You may have heard the news this week that Apple lost a patent lawsuit filed by the University of Wisconsin, and may be on the hook for up to $862.4 million in damages. This news should serve as a reminder that universities are some of the nation’s worst patent trolls, actively ignoring their own stated missions to widely spread academic research and knowledge. For example, the University of Wisconsin’s stated mission is:
The mission of the University of Wisconsin System is to develop human resources, to discover and disseminate knowledge, to extend knowledge and its application beyond the boundaries of its campuses, and to serve and stimulate society by developing in students heightened intellectual, cultural, and humane sensitivities, scientific, professional and technological expertise, and a sense of purpose. Inherent in this broad mission are methods of instruction, research, extended training, and public service designed to educate people and improve the human condition. Basic to every purpose of the UW System is the search for truth.
Notice how much of that is about sharing knowledge and improving the world. But, of course, when UW had a chance to say "pay me!" it didn’t skip a beat. And many universities are doing the same thing. It’s a massive problem and it’s one caused almost entirely by Congress. We’ve discussed this a few times before, but in 1980, Congress passed the Bayh-Dole Act, which was supposed to incentivize more research at universities by allowing those universities to patent that research. The people who supported this idea were working off the myth that patents are the main way to incentivize innovation and research. This is wrong, and from this initial mistake, lots of serious problems have flowed. The Bayh-Dole Act has been a dismal failure in many, many ways, leading to a world now where many universities have resorted to patent trolling.
What really happened in the wake of the Bayh-Dole Act, was that many universities thought that they’d (1) patent all their professors’ research (2) license it and (3) profit like crazy. The reality was that they did the first part — and then many universities set up "tech transfer offices" to try to license it. And then they ran smack dab into reality, which is that most of their patents sucked and no one wanted to license them. Making matters worse, even when they had a legitimate or interesting patent, the universities massively overvalued those patents, demanding licensing fees that were ridiculous.
The end result was a near total disaster for most universities. Rather than make money, most universities lost a ton of money between all the patent filing and the expensive tech transfer offices that were supposed to be a revenue generator, but turned out to be massive losses for the vast majority of universities that set them up (there are very few exceptions). On top of that, this rush to patent and license resulted in a secondary problem: it actually decreased research and information sharing. Historically, professors would often share research with colleagues and work together on projects. But universities started pushing them not to do that as much, because of the patents. And on top of that, it became riskier to do follow on research over fears around the patents. So the entire intent of the bill backfired drastically.
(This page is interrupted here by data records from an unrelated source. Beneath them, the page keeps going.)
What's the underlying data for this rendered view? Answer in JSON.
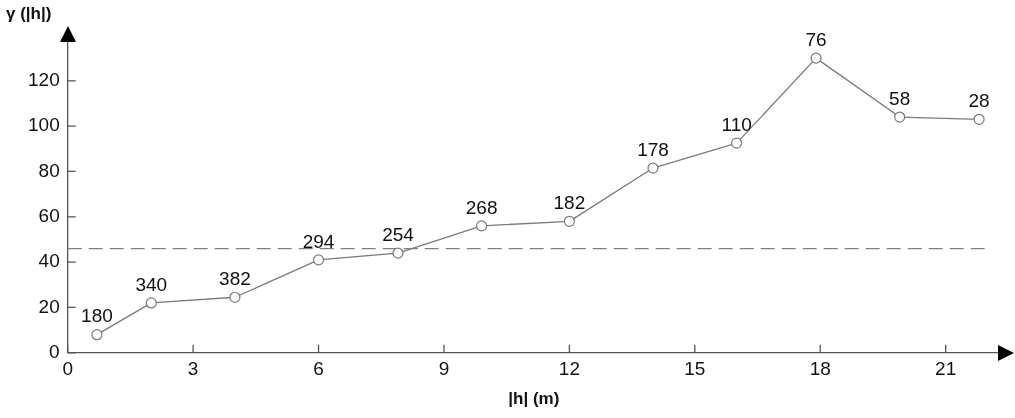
{
  "chart_data": {
    "type": "line",
    "xlabel": "|h| (m)",
    "ylabel": "γ (|h|)",
    "x": [
      0.7,
      2.0,
      4.0,
      6.0,
      7.9,
      9.9,
      12.0,
      14.0,
      16.0,
      17.9,
      19.9,
      21.8
    ],
    "series": [
      {
        "color": "#7a7a7a",
        "values": [
          8,
          22,
          24.5,
          41,
          44,
          56,
          58,
          81.5,
          92.5,
          130,
          104,
          103
        ]
      }
    ],
    "marker": "circle",
    "line_style": "solid",
    "xlim": [
      0,
      22.3
    ],
    "ylim": [
      0,
      138
    ],
    "xticks": [
      0,
      3,
      6,
      9,
      12,
      15,
      18,
      21
    ],
    "yticks": [
      0,
      20,
      40,
      60,
      80,
      100,
      120
    ],
    "ref_lines": [
      {
        "axis": "y",
        "value": 46,
        "color": "#808080",
        "line_style": "dashed"
      }
    ],
    "annotations": [
      {
        "text": "180",
        "x": 0.7,
        "y": 8
      },
      {
        "text": "340",
        "x": 2.0,
        "y": 22
      },
      {
        "text": "382",
        "x": 4.0,
        "y": 24.5
      },
      {
        "text": "294",
        "x": 6.0,
        "y": 41
      },
      {
        "text": "254",
        "x": 7.9,
        "y": 44
      },
      {
        "text": "268",
        "x": 9.9,
        "y": 56
      },
      {
        "text": "182",
        "x": 12.0,
        "y": 58
      },
      {
        "text": "178",
        "x": 14.0,
        "y": 81.5
      },
      {
        "text": "110",
        "x": 16.0,
        "y": 92.5
      },
      {
        "text": "76",
        "x": 17.9,
        "y": 130
      },
      {
        "text": "58",
        "x": 19.9,
        "y": 104
      },
      {
        "text": "28",
        "x": 21.8,
        "y": 103
      }
    ]
  }
}
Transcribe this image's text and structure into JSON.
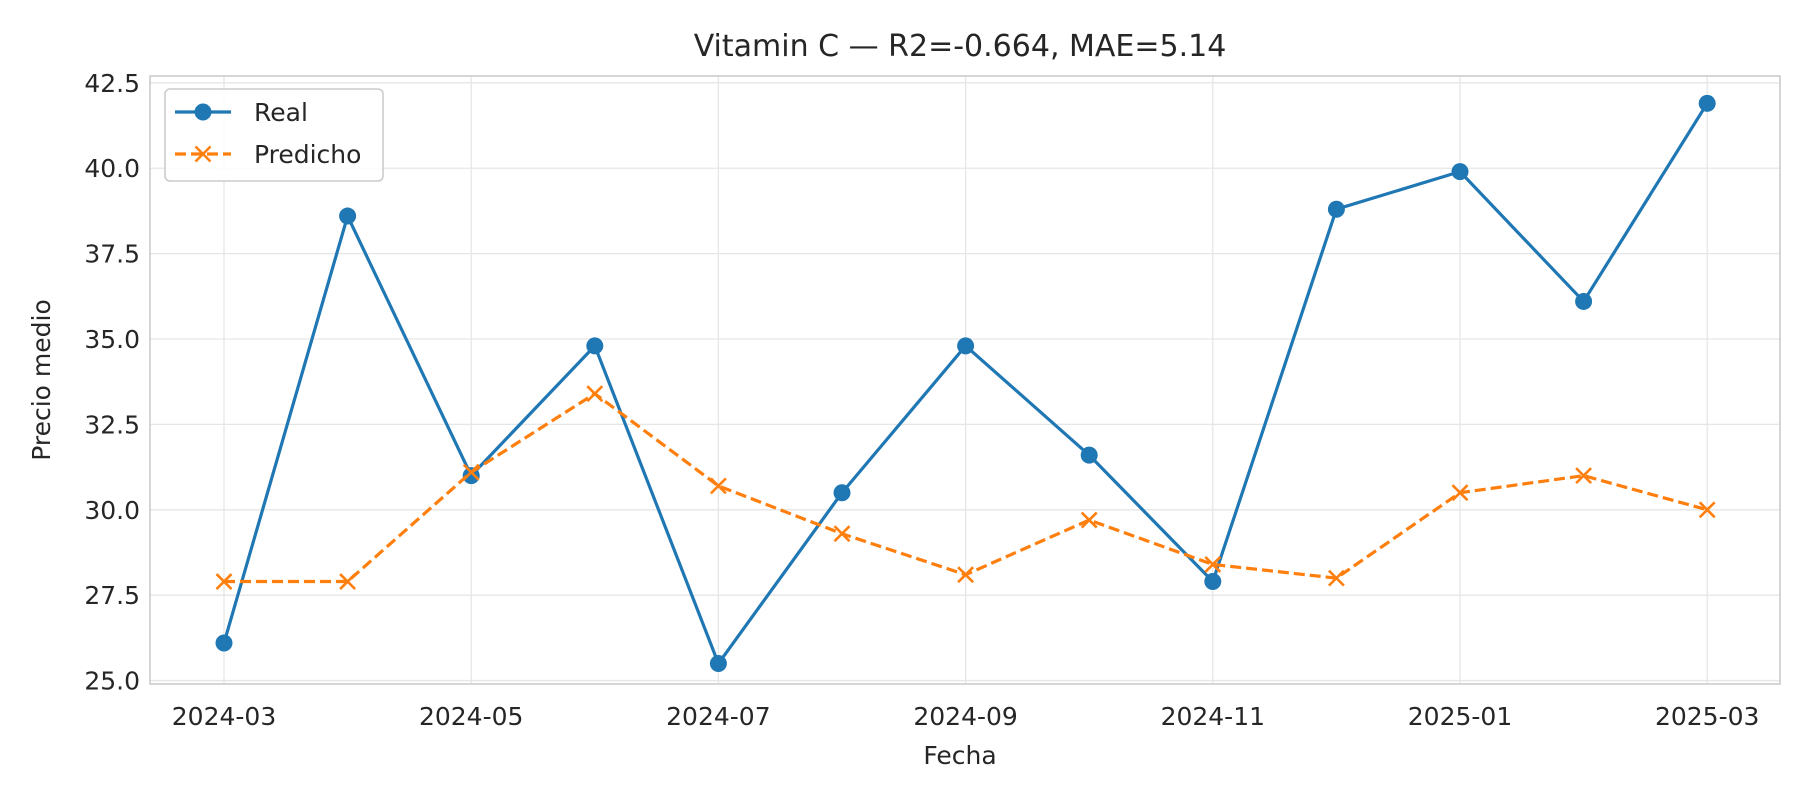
{
  "chart_data": {
    "type": "line",
    "title": "Vitamin C — R2=-0.664, MAE=5.14",
    "xlabel": "Fecha",
    "ylabel": "Precio medio",
    "x": [
      "2024-03",
      "2024-04",
      "2024-05",
      "2024-06",
      "2024-07",
      "2024-08",
      "2024-09",
      "2024-10",
      "2024-11",
      "2024-12",
      "2025-01",
      "2025-02",
      "2025-03"
    ],
    "x_ticks": [
      "2024-03",
      "2024-05",
      "2024-07",
      "2024-09",
      "2024-11",
      "2025-01",
      "2025-03"
    ],
    "y_ticks": [
      "25.0",
      "27.5",
      "30.0",
      "32.5",
      "35.0",
      "37.5",
      "40.0",
      "42.5"
    ],
    "ylim": [
      24.9,
      42.7
    ],
    "grid": true,
    "legend_position": "top-left",
    "series": [
      {
        "name": "Real",
        "color": "#1f77b4",
        "marker": "circle",
        "line_style": "solid",
        "values": [
          26.1,
          38.6,
          31.0,
          34.8,
          25.5,
          30.5,
          34.8,
          31.6,
          27.9,
          38.8,
          39.9,
          36.1,
          41.9
        ]
      },
      {
        "name": "Predicho",
        "color": "#ff7f0e",
        "marker": "x",
        "line_style": "dashed",
        "values": [
          27.9,
          27.9,
          31.1,
          33.4,
          30.7,
          29.3,
          28.1,
          29.7,
          28.4,
          28.0,
          30.5,
          31.0,
          30.0
        ]
      }
    ]
  }
}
As a result, many university tech transfer offices followed one of two paths to try to justify their existence: they sold off patent portfolios to patent trolls directly (Intellectual Ventures’ big initial portfolio of patents was mostly them buying junk patent portfolios from desperate universities, who needed to show some sort of return), or they started patent trolling themselves. The University of California at Berkeley became a major patent troll. As did the University of Southern California. And Carnegie Mellon. And, apparently, the University of Wisconsin as well.
This recent ruling is just the latest example of how far we’ve come and just how much damage the Bayh-Dole Act has done. It’s not only diminished university research and important information sharing, it’s now leading these universities to actively attack actual innovators and shake them down for money. If Congress really wants to fix patent trolling, it really needs to roll back the Bayh-Dole Act.